STUDY PURPOSE: To estimate the relative effectiveness of all anti-fungal agents for a number of outcomes (mixed treatment comparison)
TYPE OF STUDY: Systematic review (studies included were randomized, controlled trials)
DATABASES USED: MEDLINE, EMBASE, United States National Institutes of Health Clinical Trials Registry, and Google Scholar
KEYWORDS: (Invasive fungal infections, IFI, fungus, fungal, fungemia, mycosis, candidiasis, Candida, Aspergillus, invasive mold infections, IMI, aspergillosis) and (prophylaxis, prophylactic, prevention) and (antifungal, amphotericin, azoles, triazoles, fluconazole, itraconazole, isavuconazole, voriconazole, posaconazole, ravuconazole, echinocandin, micafungin, caspofungin, anidulafungin)
INCLUSION CRITERIA: All randomized, controlled trials on antifungal agents that were newly introduced or are currently being used as invasive fungal infection (IFI) prophylaxis among adult patients with hematological malignancies undergoing chemotherapy or hematopoietic stem cell transplantation (HSCT) were eligible.
EXCLUSION CRITERIA: Studies were limited to those written in English and published in international peer-reviewed journals. Because the focus was on IFI, studies that reported only noninvasive, single-site fungal infections were excluded. Studies that investigated antifungal agents that are not suggested for prophylactic use by current guidelines or agents of outdated formulations such as (non-liposomal) amphotericin B, ketoconazole, miconazole, and nystatin were also excluded. Studies that analyzed only graft-versus-host disease patients were excluded as this patient population is at a significantly higher risk of IFI.

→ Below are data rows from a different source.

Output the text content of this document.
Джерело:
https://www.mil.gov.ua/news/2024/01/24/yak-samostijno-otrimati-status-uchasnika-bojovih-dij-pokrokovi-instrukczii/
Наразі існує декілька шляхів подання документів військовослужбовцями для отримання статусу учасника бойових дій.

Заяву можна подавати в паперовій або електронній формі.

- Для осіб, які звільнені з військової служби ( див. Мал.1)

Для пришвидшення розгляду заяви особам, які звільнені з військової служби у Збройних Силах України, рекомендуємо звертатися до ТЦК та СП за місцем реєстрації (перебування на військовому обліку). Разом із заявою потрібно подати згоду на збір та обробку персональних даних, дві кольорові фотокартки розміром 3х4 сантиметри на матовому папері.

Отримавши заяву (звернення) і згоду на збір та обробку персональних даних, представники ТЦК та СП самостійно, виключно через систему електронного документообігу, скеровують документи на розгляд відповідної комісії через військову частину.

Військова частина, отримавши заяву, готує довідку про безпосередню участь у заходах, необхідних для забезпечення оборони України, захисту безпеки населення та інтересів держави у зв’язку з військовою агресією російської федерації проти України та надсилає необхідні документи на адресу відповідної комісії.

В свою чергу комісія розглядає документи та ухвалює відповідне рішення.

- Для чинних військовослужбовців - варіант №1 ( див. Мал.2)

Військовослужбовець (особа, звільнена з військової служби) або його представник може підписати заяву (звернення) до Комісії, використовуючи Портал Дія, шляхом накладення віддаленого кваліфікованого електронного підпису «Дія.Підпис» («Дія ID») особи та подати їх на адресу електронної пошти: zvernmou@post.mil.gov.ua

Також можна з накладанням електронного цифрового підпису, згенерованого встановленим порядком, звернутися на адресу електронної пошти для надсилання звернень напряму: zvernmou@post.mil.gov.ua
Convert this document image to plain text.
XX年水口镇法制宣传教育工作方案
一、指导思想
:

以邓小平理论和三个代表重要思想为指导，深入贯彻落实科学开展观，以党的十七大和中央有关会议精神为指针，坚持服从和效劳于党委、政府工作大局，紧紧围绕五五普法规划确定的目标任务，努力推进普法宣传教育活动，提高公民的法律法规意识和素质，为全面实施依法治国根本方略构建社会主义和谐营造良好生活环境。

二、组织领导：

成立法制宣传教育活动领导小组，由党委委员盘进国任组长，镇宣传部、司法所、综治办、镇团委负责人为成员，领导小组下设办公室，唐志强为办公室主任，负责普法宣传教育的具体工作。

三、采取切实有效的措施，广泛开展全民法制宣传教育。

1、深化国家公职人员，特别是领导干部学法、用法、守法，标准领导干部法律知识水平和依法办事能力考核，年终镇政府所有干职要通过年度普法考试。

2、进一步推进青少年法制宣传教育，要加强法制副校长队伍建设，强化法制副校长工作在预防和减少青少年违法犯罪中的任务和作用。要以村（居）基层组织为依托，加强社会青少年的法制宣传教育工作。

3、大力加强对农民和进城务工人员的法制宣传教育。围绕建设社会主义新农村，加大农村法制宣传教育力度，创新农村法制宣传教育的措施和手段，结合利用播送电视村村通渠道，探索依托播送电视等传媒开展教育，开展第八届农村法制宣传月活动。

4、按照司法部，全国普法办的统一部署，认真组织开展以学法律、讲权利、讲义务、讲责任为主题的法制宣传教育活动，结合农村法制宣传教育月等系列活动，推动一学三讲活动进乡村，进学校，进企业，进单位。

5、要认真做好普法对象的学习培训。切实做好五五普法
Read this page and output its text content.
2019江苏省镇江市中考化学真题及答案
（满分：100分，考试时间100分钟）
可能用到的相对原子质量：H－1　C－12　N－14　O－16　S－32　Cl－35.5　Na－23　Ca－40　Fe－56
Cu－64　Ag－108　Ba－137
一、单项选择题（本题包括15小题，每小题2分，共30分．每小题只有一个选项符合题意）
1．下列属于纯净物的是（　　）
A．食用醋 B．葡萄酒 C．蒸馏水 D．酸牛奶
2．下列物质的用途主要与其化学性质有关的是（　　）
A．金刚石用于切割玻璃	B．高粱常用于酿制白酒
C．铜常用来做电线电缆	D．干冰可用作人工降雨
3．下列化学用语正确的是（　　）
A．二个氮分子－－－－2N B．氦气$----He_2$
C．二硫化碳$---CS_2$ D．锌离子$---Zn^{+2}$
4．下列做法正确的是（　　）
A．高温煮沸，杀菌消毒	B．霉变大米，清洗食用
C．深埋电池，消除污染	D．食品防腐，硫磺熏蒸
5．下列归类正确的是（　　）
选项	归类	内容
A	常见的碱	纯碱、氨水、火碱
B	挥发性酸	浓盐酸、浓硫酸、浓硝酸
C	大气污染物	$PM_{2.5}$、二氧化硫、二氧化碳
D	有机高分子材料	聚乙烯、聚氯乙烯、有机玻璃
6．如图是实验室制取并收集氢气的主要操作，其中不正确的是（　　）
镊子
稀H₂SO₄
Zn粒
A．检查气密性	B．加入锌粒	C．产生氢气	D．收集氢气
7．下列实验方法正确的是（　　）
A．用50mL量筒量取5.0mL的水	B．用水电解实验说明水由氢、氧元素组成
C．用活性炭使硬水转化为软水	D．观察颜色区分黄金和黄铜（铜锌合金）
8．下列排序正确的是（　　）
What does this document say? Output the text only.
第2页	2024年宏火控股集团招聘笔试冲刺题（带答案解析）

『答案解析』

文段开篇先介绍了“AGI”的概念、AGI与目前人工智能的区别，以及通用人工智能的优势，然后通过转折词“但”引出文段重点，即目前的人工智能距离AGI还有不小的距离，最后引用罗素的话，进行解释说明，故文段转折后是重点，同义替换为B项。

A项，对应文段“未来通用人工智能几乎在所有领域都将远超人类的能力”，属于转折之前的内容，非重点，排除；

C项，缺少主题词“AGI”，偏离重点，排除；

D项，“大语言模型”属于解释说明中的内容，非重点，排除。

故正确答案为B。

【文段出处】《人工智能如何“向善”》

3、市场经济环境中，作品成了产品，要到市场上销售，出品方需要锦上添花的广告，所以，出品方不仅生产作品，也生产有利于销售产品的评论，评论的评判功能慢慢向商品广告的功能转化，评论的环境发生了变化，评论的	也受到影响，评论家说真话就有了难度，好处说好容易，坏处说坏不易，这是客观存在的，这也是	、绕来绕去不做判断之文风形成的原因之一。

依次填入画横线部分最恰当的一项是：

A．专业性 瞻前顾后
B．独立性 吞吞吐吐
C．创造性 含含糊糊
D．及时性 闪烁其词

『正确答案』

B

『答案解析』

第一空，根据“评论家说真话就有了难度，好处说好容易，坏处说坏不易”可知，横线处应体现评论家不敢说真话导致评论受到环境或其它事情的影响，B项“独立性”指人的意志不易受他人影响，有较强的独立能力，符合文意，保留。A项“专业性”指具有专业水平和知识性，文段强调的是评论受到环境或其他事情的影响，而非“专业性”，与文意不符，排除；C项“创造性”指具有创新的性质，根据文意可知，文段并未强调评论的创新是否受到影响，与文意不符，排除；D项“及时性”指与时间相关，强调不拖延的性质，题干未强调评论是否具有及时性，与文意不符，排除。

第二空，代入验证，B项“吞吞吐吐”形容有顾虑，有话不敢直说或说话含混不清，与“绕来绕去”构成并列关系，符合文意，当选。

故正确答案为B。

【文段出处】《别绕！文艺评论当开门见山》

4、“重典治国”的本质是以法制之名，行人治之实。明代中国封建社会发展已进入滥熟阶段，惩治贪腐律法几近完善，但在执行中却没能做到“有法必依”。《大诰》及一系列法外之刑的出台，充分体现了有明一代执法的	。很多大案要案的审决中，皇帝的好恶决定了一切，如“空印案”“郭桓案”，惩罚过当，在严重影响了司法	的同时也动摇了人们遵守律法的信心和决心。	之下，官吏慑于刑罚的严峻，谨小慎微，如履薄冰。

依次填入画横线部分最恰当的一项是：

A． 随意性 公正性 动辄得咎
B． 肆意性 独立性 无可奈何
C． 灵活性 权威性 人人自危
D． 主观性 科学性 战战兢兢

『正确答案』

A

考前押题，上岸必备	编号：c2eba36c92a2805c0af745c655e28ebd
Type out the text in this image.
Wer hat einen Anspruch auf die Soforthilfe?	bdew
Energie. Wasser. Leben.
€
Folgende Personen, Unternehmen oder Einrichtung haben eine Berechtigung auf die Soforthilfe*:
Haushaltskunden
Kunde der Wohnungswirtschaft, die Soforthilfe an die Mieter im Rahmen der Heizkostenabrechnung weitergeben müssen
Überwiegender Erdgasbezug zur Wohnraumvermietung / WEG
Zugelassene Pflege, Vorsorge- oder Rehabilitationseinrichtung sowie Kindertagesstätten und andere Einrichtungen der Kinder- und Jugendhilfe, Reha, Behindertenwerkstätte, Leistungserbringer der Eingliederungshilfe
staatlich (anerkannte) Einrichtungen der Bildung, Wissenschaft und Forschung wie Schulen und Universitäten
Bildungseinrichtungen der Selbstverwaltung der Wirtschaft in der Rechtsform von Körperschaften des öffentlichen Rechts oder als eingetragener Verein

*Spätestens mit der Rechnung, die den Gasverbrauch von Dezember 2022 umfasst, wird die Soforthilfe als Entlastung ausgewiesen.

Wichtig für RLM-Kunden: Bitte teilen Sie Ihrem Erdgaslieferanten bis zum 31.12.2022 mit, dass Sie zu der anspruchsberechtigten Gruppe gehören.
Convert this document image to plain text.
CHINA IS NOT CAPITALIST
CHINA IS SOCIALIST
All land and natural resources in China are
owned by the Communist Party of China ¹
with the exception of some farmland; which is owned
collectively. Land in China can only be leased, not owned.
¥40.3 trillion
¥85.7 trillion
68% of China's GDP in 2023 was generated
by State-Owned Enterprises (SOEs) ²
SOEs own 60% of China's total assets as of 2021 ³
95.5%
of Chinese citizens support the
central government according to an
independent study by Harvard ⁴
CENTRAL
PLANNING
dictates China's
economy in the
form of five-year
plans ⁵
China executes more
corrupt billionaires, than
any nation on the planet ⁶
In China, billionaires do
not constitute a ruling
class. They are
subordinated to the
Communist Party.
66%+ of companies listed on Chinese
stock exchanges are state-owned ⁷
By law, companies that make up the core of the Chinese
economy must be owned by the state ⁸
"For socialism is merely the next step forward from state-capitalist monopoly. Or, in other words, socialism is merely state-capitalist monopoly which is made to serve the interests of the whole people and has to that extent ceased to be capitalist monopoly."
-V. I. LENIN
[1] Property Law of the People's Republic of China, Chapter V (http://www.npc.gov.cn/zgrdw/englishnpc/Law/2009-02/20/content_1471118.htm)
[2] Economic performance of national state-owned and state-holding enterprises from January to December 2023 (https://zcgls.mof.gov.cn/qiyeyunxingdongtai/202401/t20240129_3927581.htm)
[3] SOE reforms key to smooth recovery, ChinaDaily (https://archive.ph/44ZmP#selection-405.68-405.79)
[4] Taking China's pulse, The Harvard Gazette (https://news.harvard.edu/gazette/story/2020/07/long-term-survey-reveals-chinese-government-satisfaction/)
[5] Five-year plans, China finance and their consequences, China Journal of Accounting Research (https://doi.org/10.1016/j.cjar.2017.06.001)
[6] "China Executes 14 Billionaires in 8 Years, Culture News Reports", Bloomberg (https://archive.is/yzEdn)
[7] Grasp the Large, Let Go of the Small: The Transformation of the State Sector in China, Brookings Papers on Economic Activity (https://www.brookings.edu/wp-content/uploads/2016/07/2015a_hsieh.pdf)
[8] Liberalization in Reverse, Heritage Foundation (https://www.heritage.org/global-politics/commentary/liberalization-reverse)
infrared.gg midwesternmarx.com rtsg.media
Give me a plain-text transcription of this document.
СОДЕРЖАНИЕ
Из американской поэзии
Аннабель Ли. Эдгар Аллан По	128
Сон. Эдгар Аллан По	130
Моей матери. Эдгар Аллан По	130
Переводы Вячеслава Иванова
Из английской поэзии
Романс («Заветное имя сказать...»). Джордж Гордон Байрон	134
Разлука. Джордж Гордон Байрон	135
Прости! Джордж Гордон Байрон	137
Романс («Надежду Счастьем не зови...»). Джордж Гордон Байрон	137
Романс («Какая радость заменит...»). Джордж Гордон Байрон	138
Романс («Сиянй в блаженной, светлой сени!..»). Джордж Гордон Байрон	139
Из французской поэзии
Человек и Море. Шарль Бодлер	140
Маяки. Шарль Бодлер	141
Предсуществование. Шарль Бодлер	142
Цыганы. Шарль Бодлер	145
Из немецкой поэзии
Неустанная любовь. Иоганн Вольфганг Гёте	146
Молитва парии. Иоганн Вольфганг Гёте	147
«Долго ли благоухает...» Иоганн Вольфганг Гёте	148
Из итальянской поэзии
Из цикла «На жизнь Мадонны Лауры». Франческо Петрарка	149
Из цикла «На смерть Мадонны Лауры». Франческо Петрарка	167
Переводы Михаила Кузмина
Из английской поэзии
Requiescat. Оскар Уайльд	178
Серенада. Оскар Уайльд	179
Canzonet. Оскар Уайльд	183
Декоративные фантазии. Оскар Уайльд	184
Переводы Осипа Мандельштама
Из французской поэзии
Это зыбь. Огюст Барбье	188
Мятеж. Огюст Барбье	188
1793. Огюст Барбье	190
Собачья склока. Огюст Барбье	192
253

TOTAL REFERENCES RETRIEVED: 2,154 abstracts identified; 2,079 excluded; 75 relevant abstracts identified; 33 excluded as nonrandomized controlled trial data, not a patient population of interest, or not a prophylactic strategy; 42 potentially relevant full-text articles; 17 excluded as no IFIs were observed, not current agents for prophylactic strategy, agent combinations, or not written in English
EVALUATION METHOD AND COMMENTS ON LITERATURE USED: Two investigators independently scanned all title and abstracts. The same investigators independently conducted the data extraction.
Through the meta-analysis, it was observed that fluconazole and liposomal amphotericin B were significantly better than placebo/no prophylaxis in reducing what were proven to be or were likely IFIs. Posaconazole prophylaxis was found to be more effective in comparison with fluconazole prophylaxis. All antifungal agents, with the exception of caspofungin and itraconazole, were observed to have a significant prophylactic effect compared to a placebo or to no prophylaxis. Posaconazole was found to be significantly more effective than fluconazole and itraconazole. For proven or probable IC, all agents with the exception of micafungin were more effective than placebo/no prophylaxis. Itraconazole solution and caspofungin had a significant advantage against IC compared to fluconazole. For IA infection, posaconazole improved prophylaxis when compared to placebo/no prophylaxis, fluconazole, and itraconazole solution. Liposomal amphotericin B and micafungin were more effective against IA infections compared to placebo/no prophylaxis and fluconazole. Voriconazole was significantly more effective than fluconazole. Posaconazole was the only agent achieving a significant reduction in the risk of all-cause mortality. For reducing IFI related mortality, all agents except micafungin and caspofungin were found to be significantly superior to a placebo. Posaconazole was found to be superior to fluconazole and itraconazole. The relative effectiveness of voriconazole was not determined.